Павел ответил неуверенно:
— Действительно, есть люди, которых мне было бы нежелательно встретить там... Только ты тут ни при чем.
Но Ася уже не слушала.
— Не хочешь, чтобы тебя увидела со мной какая-нибудь студентка из твоего института? Да?
— Какая студентка? — беспомощно сказал Павел. — Ну что ты такое говоришь?.. Там, где я учусь, нет никаких студенток.
— А я не знаю, где ты учишься. И вообще про тебя ничего не знаю. Ничего.
— Ты ничего про меня не знаешь? — горько сказал Павел.
— А что я про тебя знаю? Встречаюсь с тобой, не сегодня-завтра приглашу домой, с родителями буду знакомить. А кто ты, этого не знаю. И адрес у тебя тоже: «Почта, до востребования».
Все обидное, что сказал отец про Павла, казалось ей теперь справедливым. Остановиться было невозможно, как невозможно остановить на спуске разбежавшиеся лыжи. И так же страшно от холода в груди и... радостно. И чем круче спуск, чем холоднее в груди, тем радостнее. Она сказала, что хочет знать про него все, значит объяснила ему, что это для нее очень серьезно. Павел должен понять ее именно так. Понять и обрадоваться. И начнется у них теперь уже совсем взрослая полоса.

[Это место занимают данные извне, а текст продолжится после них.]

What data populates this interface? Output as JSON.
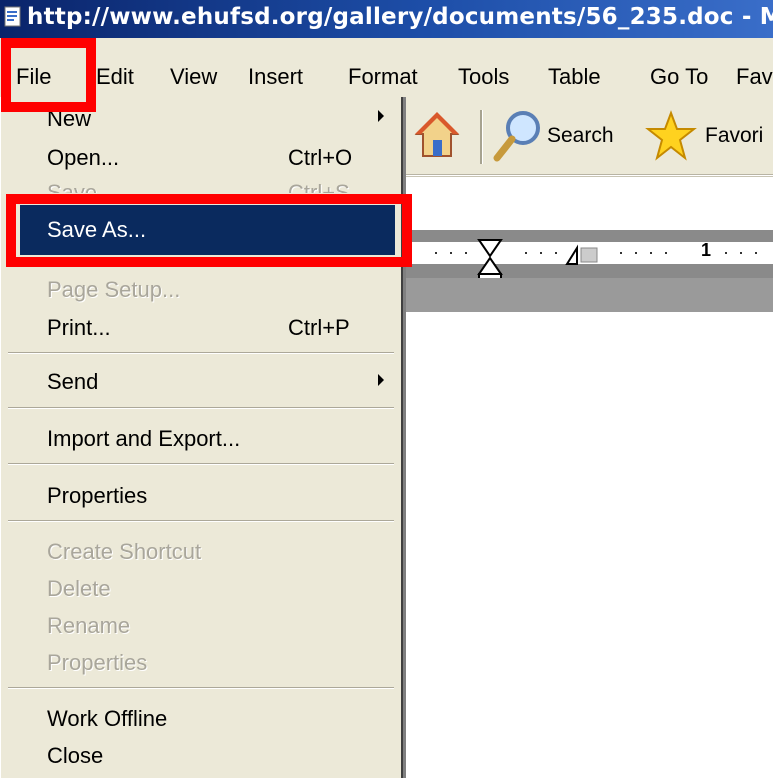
{
  "window": {
    "title": "http://www.ehufsd.org/gallery/documents/56_235.doc - M"
  },
  "menubar": {
    "items": [
      "File",
      "Edit",
      "View",
      "Insert",
      "Format",
      "Tools",
      "Table",
      "Go To",
      "Fav"
    ]
  },
  "toolbar": {
    "search_label": "Search",
    "favorites_label": "Favori",
    "icons": [
      "home-icon",
      "search-icon",
      "favorites-star-icon"
    ]
  },
  "ruler": {
    "mark": "1"
  },
  "file_menu": {
    "items": [
      {
        "label": "New",
        "shortcut": "",
        "enabled": true,
        "submenu": true
      },
      {
        "label": "Open...",
        "shortcut": "Ctrl+O",
        "enabled": true
      },
      {
        "label": "Save",
        "shortcut": "Ctrl+S",
        "enabled": false
      },
      {
        "label": "Save As...",
        "shortcut": "",
        "enabled": true,
        "selected": true
      },
      {
        "label": "Page Setup...",
        "shortcut": "",
        "enabled": false
      },
      {
        "label": "Print...",
        "shortcut": "Ctrl+P",
        "enabled": true
      },
      {
        "label": "Send",
        "shortcut": "",
        "enabled": true,
        "submenu": true
      },
      {
        "label": "Import and Export...",
        "shortcut": "",
        "enabled": true
      },
      {
        "label": "Properties",
        "shortcut": "",
        "enabled": true
      },
      {
        "label": "Create Shortcut",
        "shortcut": "",
        "enabled": false
      },
      {
        "label": "Delete",
        "shortcut": "",
        "enabled": false
      },
      {
        "label": "Rename",
        "shortcut": "",
        "enabled": false
      },
      {
        "label": "Properties",
        "shortcut": "",
        "enabled": false
      },
      {
        "label": "Work Offline",
        "shortcut": "",
        "enabled": true
      },
      {
        "label": "Close",
        "shortcut": "",
        "enabled": true
      }
    ]
  },
  "colors": {
    "title_bar": "#0a246a",
    "menu_bg": "#ece9d8",
    "highlight": "#0a2a5e",
    "annotation": "#ff0000"
  }
}
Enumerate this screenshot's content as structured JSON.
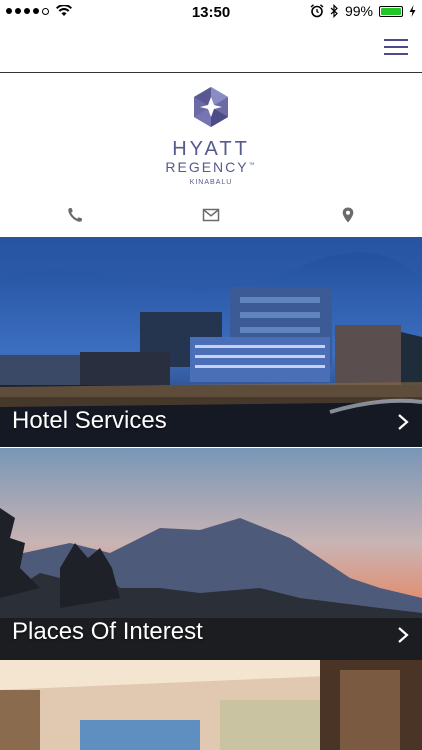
{
  "status_bar": {
    "time": "13:50",
    "battery_percent": "99%",
    "signal_bars_filled": 4,
    "signal_bars_total": 5
  },
  "logo": {
    "brand": "HYATT",
    "sub_brand": "REGENCY",
    "trademark": "™",
    "city": "KINABALU"
  },
  "actions": {
    "phone_icon": "phone-icon",
    "mail_icon": "mail-icon",
    "location_icon": "location-pin-icon"
  },
  "tiles": [
    {
      "label": "Hotel Services"
    },
    {
      "label": "Places Of Interest"
    }
  ],
  "colors": {
    "brand_purple": "#555a8f",
    "menu_icon": "#4d4a8a",
    "battery": "#21c728"
  }
}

— Ты приезжаешь и уезжаешь. Ты целуешь меня и говоришь, что это было бы ужасно, если бы мы не встретились. А больше я про тебя ничего не знаю.
Он почти крикнул:
— Ты мне не веришь?
— Нет, это ты мне не веришь. Почему ты никогда ничего не рассказываешь о своем институте? Я знаю, что ты живешь в общежитии. А может, ты не учишься, а работаешь? Тогда почему не говоришь где? Почему? Почему не знакомишь меня со своими товарищами? Почему?